At the time a taxpayer submits an offer in compromise to the Michigan State Treasury, all of the following must be true:

  1. The taxpayer must have been assessed for the tax debts specified in the offer in compromise application.
  2. All opportunities for the taxpayer to appeal the assessed tax debt at informal conference, Michigan Tax Tribunal or the Court of Claims, must have expired.
  3. The taxpayer must have filed returns for all applicable taxes for all outstanding tax years.
  4. The taxpayer must have no open bankruptcy proceedings

If an individual taxpayer is eligible to submit an Offer in Compromise due to Doubt as to Liability, the following documents are essential:

  1. Form 5498: Offer in Compromise Checklist Doubt as to Liability
  2. Form 5181: Michigan Offer in Compromise
  3. Form 5185: OIC Schedule 3 Offer in Compromise Based on Doubt as to Liability 

Link to the above Michigan Offer in Compromise forms

If an individual taxpayer is eligible to submit an Offer in Compromise due to Doubt as to Collectibility, the following documents must be used:

  1. Form 5499: Offer in Compromise Checklist Doubt as to Collectibility
  2. Form 5181: Michigan Offer in Compromise
  3. Form 5183: OIC Schedule 2A {Individuals} Collection Information Statement for an Offer in Compromise Based on Doubt as to Collectibility

The above tax collectability forms are available at: 

If an entity is eligible to submit an Offer in Compromise due to Doubt as to Liability, the following documents need to be prepared and submitted:

  1. Form 5498: Offer in Compromise Checklist Doubt as to Liability
  2. Form 5181: Michigan Offer in Compromise
  3. Form 5185: OIC Schedule 3 Offer in Compromise Based on Doubt as to Liability 

View OIC Doubt as to Liability forms 

If an entity is eligible to submit an Offer in Compromise due to Doubt as to Collectibility, the following documents are essential:

  1. Form 5500: Offer in Compromise Checklist Doubt as to Collectibility – Business
  2. Form 5181: Michigan Offer in Compromise
  3. Form 5184: OIC Schedule 2B {Business} Collection Information Statement for an Offer in Compromise Based on Doubt as to Collectibility

The OIC forms above are available at:

Eligible Offers:

Tax debt collection action, including telephone calls, garnishment and levies, and tax due notices will stop once your submission becomes pending and throughout the review process. Note that penalty and interest will still accrue while your submission is pending. 

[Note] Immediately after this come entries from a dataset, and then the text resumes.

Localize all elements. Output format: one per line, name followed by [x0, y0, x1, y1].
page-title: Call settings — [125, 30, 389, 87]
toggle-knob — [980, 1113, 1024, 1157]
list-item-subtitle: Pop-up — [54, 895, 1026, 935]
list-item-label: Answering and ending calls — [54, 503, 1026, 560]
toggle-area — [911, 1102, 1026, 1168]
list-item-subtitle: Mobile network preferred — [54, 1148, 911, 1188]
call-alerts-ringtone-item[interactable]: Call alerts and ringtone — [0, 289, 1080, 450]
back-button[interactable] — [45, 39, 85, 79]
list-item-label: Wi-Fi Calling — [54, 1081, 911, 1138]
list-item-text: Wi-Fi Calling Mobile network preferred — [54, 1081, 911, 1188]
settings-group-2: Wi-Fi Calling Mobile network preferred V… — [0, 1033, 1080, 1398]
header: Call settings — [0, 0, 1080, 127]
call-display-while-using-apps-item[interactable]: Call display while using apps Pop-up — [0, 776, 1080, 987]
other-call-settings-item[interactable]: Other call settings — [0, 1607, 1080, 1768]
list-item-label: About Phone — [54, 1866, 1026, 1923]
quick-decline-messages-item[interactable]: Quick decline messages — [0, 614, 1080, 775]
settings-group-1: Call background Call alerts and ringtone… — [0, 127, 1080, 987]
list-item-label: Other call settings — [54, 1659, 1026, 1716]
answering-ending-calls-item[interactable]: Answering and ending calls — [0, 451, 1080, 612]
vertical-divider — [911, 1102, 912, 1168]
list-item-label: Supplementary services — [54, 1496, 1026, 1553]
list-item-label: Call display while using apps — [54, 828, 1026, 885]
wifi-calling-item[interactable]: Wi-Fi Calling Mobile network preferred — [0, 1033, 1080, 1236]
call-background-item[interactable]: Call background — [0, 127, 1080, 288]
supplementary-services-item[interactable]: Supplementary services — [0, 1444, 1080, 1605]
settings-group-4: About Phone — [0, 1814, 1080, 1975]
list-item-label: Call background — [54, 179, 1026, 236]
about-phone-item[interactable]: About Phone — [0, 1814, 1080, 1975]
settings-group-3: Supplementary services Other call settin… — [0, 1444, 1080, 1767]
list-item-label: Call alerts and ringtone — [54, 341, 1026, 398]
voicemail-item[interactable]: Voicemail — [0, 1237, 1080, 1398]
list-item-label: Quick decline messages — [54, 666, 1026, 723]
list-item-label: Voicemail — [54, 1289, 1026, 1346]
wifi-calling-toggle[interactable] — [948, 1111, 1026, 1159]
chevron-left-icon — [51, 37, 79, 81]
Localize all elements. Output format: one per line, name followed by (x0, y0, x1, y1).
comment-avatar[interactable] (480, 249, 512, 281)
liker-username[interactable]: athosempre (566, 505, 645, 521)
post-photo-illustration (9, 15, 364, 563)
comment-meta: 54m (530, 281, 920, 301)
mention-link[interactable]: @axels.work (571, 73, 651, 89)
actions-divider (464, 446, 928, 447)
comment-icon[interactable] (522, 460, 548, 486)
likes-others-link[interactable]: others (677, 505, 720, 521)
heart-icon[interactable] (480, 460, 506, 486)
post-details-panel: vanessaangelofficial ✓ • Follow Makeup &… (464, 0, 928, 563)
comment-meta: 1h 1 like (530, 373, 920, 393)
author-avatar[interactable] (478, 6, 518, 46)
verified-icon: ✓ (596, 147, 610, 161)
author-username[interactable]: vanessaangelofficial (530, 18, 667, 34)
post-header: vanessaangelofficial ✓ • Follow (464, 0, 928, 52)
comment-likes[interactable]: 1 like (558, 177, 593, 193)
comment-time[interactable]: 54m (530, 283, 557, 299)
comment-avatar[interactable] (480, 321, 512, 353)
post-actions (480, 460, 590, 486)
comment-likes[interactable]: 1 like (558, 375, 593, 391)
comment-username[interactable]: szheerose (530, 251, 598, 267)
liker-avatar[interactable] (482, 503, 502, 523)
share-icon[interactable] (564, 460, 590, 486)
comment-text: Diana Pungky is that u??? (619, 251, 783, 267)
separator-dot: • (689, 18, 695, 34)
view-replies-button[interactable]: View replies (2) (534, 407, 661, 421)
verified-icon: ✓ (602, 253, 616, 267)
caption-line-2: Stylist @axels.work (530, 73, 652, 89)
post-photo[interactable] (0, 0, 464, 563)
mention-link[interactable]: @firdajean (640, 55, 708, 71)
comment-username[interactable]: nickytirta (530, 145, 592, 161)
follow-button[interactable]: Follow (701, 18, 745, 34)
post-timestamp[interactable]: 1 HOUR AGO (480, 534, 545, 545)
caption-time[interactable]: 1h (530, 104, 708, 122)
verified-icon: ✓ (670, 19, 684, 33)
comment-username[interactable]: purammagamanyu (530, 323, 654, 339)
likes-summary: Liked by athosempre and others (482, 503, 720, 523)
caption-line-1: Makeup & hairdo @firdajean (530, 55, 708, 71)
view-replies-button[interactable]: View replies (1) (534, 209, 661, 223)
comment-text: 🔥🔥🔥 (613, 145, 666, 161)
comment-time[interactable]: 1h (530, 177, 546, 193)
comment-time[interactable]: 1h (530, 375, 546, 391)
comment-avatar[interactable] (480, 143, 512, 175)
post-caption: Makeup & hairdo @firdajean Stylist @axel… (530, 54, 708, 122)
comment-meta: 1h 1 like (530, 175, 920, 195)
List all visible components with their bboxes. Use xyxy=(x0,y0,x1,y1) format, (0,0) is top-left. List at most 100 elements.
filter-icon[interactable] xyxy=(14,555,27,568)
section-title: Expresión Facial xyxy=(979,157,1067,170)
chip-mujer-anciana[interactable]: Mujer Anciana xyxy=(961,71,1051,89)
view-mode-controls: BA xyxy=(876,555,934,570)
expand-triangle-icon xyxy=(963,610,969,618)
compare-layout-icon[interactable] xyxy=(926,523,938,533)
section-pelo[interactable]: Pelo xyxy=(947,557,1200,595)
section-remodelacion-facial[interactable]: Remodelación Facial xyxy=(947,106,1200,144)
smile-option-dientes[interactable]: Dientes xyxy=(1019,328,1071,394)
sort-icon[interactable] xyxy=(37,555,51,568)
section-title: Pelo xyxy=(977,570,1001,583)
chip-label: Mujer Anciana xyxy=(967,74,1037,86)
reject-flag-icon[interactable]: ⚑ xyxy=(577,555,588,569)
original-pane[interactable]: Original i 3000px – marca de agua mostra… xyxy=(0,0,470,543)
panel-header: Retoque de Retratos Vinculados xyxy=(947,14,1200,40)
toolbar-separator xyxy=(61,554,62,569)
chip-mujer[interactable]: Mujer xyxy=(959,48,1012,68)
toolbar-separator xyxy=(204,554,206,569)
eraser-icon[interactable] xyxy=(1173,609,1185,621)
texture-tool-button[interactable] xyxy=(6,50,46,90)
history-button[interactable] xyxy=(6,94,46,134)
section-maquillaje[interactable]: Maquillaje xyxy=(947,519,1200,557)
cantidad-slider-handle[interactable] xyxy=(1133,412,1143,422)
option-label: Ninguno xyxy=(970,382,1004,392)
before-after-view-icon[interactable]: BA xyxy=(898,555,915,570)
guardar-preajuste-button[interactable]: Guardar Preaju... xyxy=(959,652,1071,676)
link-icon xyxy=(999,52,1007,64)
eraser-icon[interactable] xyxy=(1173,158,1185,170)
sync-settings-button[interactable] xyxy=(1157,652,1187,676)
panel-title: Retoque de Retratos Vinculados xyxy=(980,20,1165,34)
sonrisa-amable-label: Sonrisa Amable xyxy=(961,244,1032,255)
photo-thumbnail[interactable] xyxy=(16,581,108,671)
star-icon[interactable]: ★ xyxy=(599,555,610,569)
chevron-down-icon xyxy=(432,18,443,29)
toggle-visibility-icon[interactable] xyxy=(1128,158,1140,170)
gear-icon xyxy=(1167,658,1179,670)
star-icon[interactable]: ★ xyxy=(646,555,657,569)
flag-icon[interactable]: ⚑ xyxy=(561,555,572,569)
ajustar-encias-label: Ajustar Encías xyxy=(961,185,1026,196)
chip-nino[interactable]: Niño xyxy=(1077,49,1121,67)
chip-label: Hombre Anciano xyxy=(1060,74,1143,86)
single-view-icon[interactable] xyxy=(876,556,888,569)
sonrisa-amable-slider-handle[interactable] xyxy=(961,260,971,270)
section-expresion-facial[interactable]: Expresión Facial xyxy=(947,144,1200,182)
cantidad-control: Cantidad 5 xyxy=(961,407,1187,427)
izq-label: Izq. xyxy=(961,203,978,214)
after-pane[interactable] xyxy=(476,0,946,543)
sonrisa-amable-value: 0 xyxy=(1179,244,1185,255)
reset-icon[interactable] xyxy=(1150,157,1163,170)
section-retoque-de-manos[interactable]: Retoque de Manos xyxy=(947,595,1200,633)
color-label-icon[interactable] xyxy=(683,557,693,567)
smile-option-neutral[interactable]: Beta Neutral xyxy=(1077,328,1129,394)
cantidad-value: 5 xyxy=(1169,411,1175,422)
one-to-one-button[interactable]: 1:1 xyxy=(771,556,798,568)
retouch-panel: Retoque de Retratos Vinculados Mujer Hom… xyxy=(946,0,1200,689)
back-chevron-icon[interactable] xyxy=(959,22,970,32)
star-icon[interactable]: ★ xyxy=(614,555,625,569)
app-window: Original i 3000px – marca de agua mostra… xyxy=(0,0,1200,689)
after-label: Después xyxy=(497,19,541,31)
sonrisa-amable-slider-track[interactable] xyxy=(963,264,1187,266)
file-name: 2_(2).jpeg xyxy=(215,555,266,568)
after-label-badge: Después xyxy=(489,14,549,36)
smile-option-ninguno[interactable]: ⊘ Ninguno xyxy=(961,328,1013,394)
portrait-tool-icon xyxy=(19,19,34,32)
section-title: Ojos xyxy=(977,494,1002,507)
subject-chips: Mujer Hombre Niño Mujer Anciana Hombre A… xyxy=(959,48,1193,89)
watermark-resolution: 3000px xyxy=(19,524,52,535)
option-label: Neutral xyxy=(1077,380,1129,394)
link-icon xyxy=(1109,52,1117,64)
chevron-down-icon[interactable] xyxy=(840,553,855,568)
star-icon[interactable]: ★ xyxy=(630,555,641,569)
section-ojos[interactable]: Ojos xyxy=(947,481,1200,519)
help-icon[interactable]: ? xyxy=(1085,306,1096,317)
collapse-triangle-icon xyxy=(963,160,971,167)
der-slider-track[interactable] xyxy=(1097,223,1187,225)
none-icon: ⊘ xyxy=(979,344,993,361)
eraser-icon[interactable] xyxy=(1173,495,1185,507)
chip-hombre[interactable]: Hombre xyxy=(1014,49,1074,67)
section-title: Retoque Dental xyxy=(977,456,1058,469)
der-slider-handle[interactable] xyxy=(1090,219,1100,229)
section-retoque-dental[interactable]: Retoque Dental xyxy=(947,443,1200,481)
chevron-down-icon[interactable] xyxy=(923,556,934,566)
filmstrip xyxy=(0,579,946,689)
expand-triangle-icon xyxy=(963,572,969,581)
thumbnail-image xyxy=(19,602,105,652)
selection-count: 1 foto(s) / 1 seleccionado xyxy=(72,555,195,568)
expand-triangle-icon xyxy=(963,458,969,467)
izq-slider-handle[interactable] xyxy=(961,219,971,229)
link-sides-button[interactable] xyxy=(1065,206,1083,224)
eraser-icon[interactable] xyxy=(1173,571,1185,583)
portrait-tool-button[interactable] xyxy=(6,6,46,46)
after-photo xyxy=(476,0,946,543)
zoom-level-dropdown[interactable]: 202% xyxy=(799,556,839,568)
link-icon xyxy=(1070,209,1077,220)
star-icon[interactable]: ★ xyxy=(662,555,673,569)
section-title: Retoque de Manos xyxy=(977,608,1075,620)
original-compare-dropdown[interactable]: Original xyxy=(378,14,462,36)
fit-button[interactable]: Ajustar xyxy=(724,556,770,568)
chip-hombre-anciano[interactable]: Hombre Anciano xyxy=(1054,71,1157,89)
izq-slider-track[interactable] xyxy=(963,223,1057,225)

Your submission becomes pending when the Treasury receives the required Form, along with required schedules and documentation, and the required initial payment of $100 or 20% of the offer, whichever is higher. The Michigan Treasury will notify you in writing when your submission is received.

Please visit www.michigan.gov/oic to review the exact Guidelines for the Offer in Compromise Program and for more information on the eligibility requirements.

A Michigan tax lien will remain until the Michigan Treasury completes the review of your offer in compromise.  If your offer is rejected, the tax lien will not be released until the tax debt is paid in full. If your offer is accepted, the tax lien will not be released until the compromised amount is paid in full.